Just as there is no gene for "eye color" but a gene affecting some biochemical processes, we require other genes to have eyes for there to be a possible expression of a "gene for eye color".  Even without eyes, the "eye color gene" will continue to function, and produce the product(s) it produces in the biochemical system, which also makes hormones, pigments, etc.

Now, putting together the above ... what IS a gene, really, and what DOES a gene DO, really ... and you have some idea of the complexity of the genetic system.  Yes, we can now move genes around among vastly different species -- microbes to humans, humans to plants, etc. -- but the gene moved into an organism may NEVER have been "tested" in this new ecosystem of genes.  There are certainly large time delays before some of the effects appear, which may take days, or generations.   

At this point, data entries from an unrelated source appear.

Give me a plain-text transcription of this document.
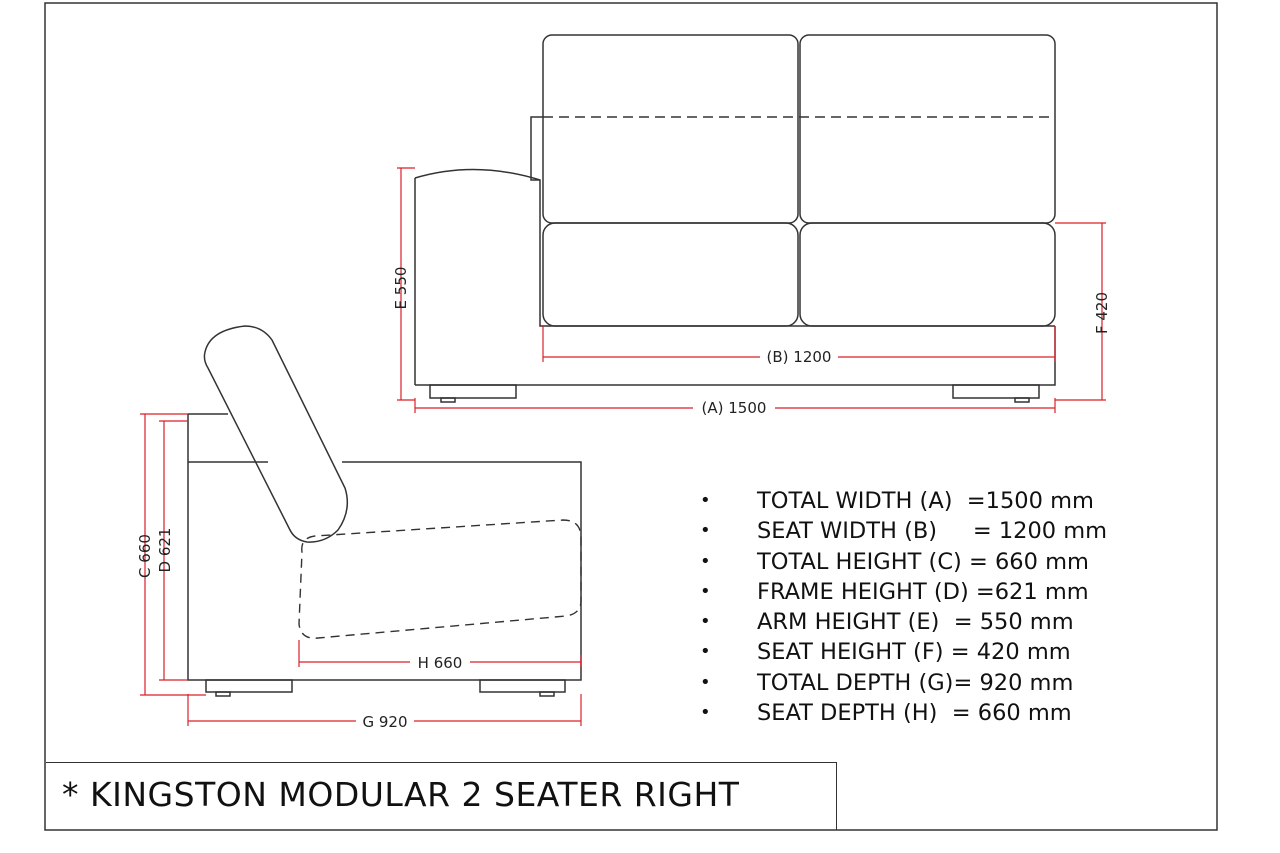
E 550
F 420
(B) 1200
(A) 1500
C 660 D 621
H 660
G 920
•	TOTAL WIDTH (A)  =1500 mm
•	SEAT WIDTH (B)     = 1200 mm
•	TOTAL HEIGHT (C) = 660 mm
•	FRAME HEIGHT (D) =621 mm
•	ARM HEIGHT (E)  = 550 mm
•	SEAT HEIGHT (F) = 420 mm
•	TOTAL DEPTH (G)= 920 mm
•	SEAT DEPTH (H)  = 660 mm
* KINGSTON MODULAR 2 SEATER RIGHT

We are, indeed, tampering with mixing holons never before mixed in millions of years of biological testing.  What we do with this new very powerful tool first and foremost, I believe, is be VERY careful!  Monsanto and other companies, I think, are being VERY reckless!  We all will share the results, good or bad.


Reprinted with the kind permission of Professor Dick Richardson, Integrative Biology, The University of Texas at Austin, USA.